March 10, 2011 – Smutty Shout-Outs
Melissa! Happy Birthday! I hear you’ve been a little down…? Carlee says you’re “one of the most amazing people I know” so it’s not right for someone like you to be down. Especially not now. Always, always, always start a new year, on your birthday, with good spirits. It’s a feng shui thing. Never, ever, ever kick it off with bad energy. It’ll set the mood for the rest. You’ve got a great friend who adores you and it sounds like you share a lot of laughs and that’s really good beginning. Have fun tonight and this weekend!
To Cara & Dak – George was a badass, especially at the casino, and those 16 years must have been filled with so much love and joy. He looks like he loved his life; Alison sent photos, what a handsome boy! And while I know nothing will take his place, she did ask me to post a shot of the GMD on a slide doing God knows what. One of the all-time best pick-me-up pictures, isn’t it?
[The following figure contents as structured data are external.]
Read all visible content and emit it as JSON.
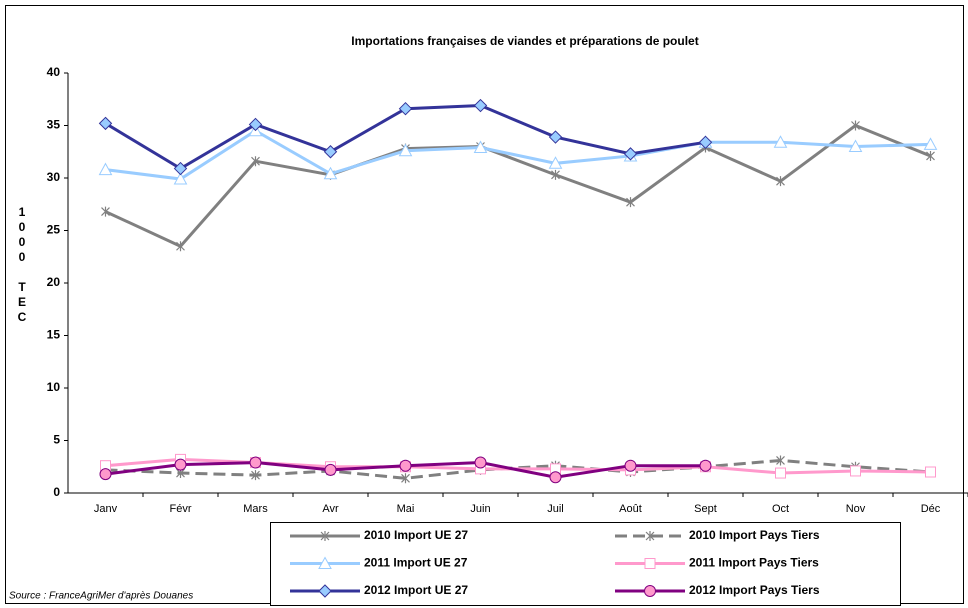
{
  "chart_data": {
    "type": "line",
    "title": "Importations françaises de viandes et préparations de poulet",
    "ylabel": "1000 TEC",
    "source": "Source : FranceAgriMer d'après Douanes",
    "categories": [
      "Janv",
      "Févr",
      "Mars",
      "Avr",
      "Mai",
      "Juin",
      "Juil",
      "Août",
      "Sept",
      "Oct",
      "Nov",
      "Déc"
    ],
    "ylim": [
      0,
      40
    ],
    "yticks": [
      0,
      5,
      10,
      15,
      20,
      25,
      30,
      35,
      40
    ],
    "series": [
      {
        "name": "2010 Import UE 27",
        "color": "#808080",
        "marker": "star",
        "marker_fill": "#808080",
        "dashed": false,
        "values": [
          26.8,
          23.5,
          31.6,
          30.3,
          32.8,
          33.0,
          30.3,
          27.7,
          32.9,
          29.7,
          35.0,
          32.1
        ]
      },
      {
        "name": "2010 Import Pays Tiers",
        "color": "#808080",
        "marker": "star",
        "marker_fill": "#808080",
        "dashed": true,
        "values": [
          2.2,
          1.9,
          1.7,
          2.1,
          1.4,
          2.2,
          2.6,
          2.0,
          2.5,
          3.1,
          2.5,
          2.0
        ]
      },
      {
        "name": "2011 Import UE 27",
        "color": "#99ccff",
        "marker": "triangle",
        "marker_fill": "#ffffff",
        "dashed": false,
        "values": [
          30.8,
          29.9,
          34.5,
          30.4,
          32.6,
          32.9,
          31.4,
          32.1,
          33.4,
          33.4,
          33.0,
          33.2
        ]
      },
      {
        "name": "2011 Import Pays Tiers",
        "color": "#ff99cc",
        "marker": "square",
        "marker_fill": "#ffffff",
        "dashed": false,
        "values": [
          2.6,
          3.2,
          2.9,
          2.5,
          2.5,
          2.3,
          2.3,
          2.2,
          2.5,
          1.9,
          2.1,
          2.0
        ]
      },
      {
        "name": "2012 Import UE 27",
        "color": "#333399",
        "marker": "diamond",
        "marker_fill": "#99ccff",
        "dashed": false,
        "values": [
          35.2,
          30.9,
          35.1,
          32.5,
          36.6,
          36.9,
          33.9,
          32.3,
          33.4,
          null,
          null,
          null
        ]
      },
      {
        "name": "2012 Import Pays Tiers",
        "color": "#800080",
        "marker": "circle",
        "marker_fill": "#ff99cc",
        "dashed": false,
        "values": [
          1.8,
          2.7,
          2.9,
          2.2,
          2.6,
          2.9,
          1.5,
          2.6,
          2.6,
          null,
          null,
          null
        ]
      }
    ]
  }
}
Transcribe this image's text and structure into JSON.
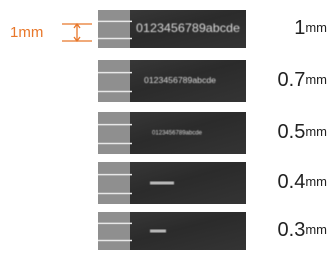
{
  "scale_label": "1mm",
  "rows": [
    {
      "size": "1",
      "unit": "mm",
      "sample": "0123456789abcde"
    },
    {
      "size": "0.7",
      "unit": "mm",
      "sample": "0123456789abcde"
    },
    {
      "size": "0.5",
      "unit": "mm",
      "sample": "0123456789abcde"
    },
    {
      "size": "0.4",
      "unit": "mm"
    },
    {
      "size": "0.3",
      "unit": "mm"
    }
  ]
}
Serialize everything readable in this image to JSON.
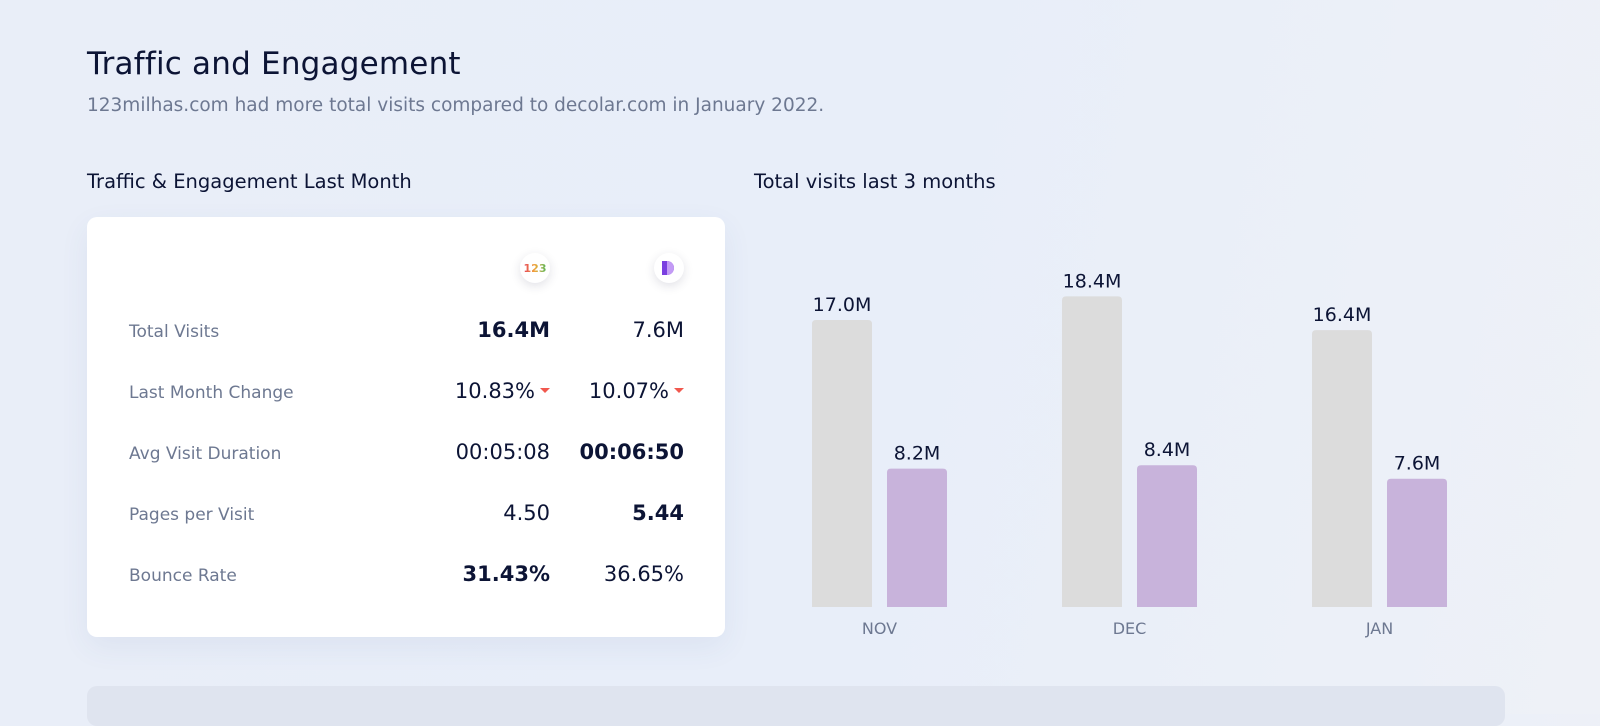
{
  "header": {
    "title": "Traffic and Engagement",
    "subtitle": "123milhas.com had more total visits compared to decolar.com in January 2022."
  },
  "engagement": {
    "section_title": "Traffic & Engagement Last Month",
    "sites": [
      {
        "icon": "123milhas-logo-icon",
        "logo_text": "123"
      },
      {
        "icon": "decolar-logo-icon",
        "logo_text": ""
      }
    ],
    "rows": [
      {
        "label": "Total Visits",
        "values": [
          "16.4M",
          "7.6M"
        ],
        "bold": [
          true,
          false
        ],
        "trend": [
          null,
          null
        ]
      },
      {
        "label": "Last Month Change",
        "values": [
          "10.83%",
          "10.07%"
        ],
        "bold": [
          false,
          false
        ],
        "trend": [
          "down",
          "down"
        ]
      },
      {
        "label": "Avg Visit Duration",
        "values": [
          "00:05:08",
          "00:06:50"
        ],
        "bold": [
          false,
          true
        ],
        "trend": [
          null,
          null
        ]
      },
      {
        "label": "Pages per Visit",
        "values": [
          "4.50",
          "5.44"
        ],
        "bold": [
          false,
          true
        ],
        "trend": [
          null,
          null
        ]
      },
      {
        "label": "Bounce Rate",
        "values": [
          "31.43%",
          "36.65%"
        ],
        "bold": [
          true,
          false
        ],
        "trend": [
          null,
          null
        ]
      }
    ],
    "trend_down_color": "#f1584e"
  },
  "visits_chart": {
    "section_title": "Total visits last 3 months"
  },
  "chart_data": {
    "type": "bar",
    "title": "Total visits last 3 months",
    "categories": [
      "NOV",
      "DEC",
      "JAN"
    ],
    "series": [
      {
        "values": [
          17.0,
          18.4,
          16.4
        ],
        "labels": [
          "17.0M",
          "18.4M",
          "16.4M"
        ],
        "color": "#dcdcdc"
      },
      {
        "values": [
          8.2,
          8.4,
          7.6
        ],
        "labels": [
          "8.2M",
          "8.4M",
          "7.6M"
        ],
        "color": "#c8b3db"
      }
    ],
    "unit": "M",
    "xlabel": "",
    "ylabel": "",
    "grid": false,
    "legend": "none"
  }
}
Happy Birthday Amy! Bebe is gorgeous. And she’s right when she tells you to piss off and let her take a nap. Please. It’s her right to sleep. By request, enjoy Common and Pink.
And finally, today is World Kidney Day. My mother’s kidneys failed her years ago. She was fortunate enough to receive a transplant but there will always be complications. Here are some helpful kidney facts and reminders:
Chronic Kidney Disease is a major risk for Cardiovascular Disease. The slogan for this year's campaign is Protect Your Kidneys and Save Your Heart. Kidney disease is a major risk factor for cardiovascular disease, Canada’s number one killer. Kidney failure can happen to anyone at any age. 2 million Canadians are at risk for, or have, kidney disease. Persons of First Nations, Hispanic, African American, Asian or Pacific Islanders descent are more at risk for kidney disease. Being 55 years of age or over also puts you at greater risk, while diabetes and high blood pressure are the two most common and preventable causes of end-stage kidney disease. Know more about your kidney health. Those with high blood pressure, diabetes or a family history of kidney disease should have their urine and blood tested as well. Kidney disease frequently has no symptoms until the disease is advanced, so screening is paramount in terms of prevention and detection. The Kidney Foundation website at www.kidney.ca provides a range of information on treatment choices, how to get peer support and how to live well with kidney disease.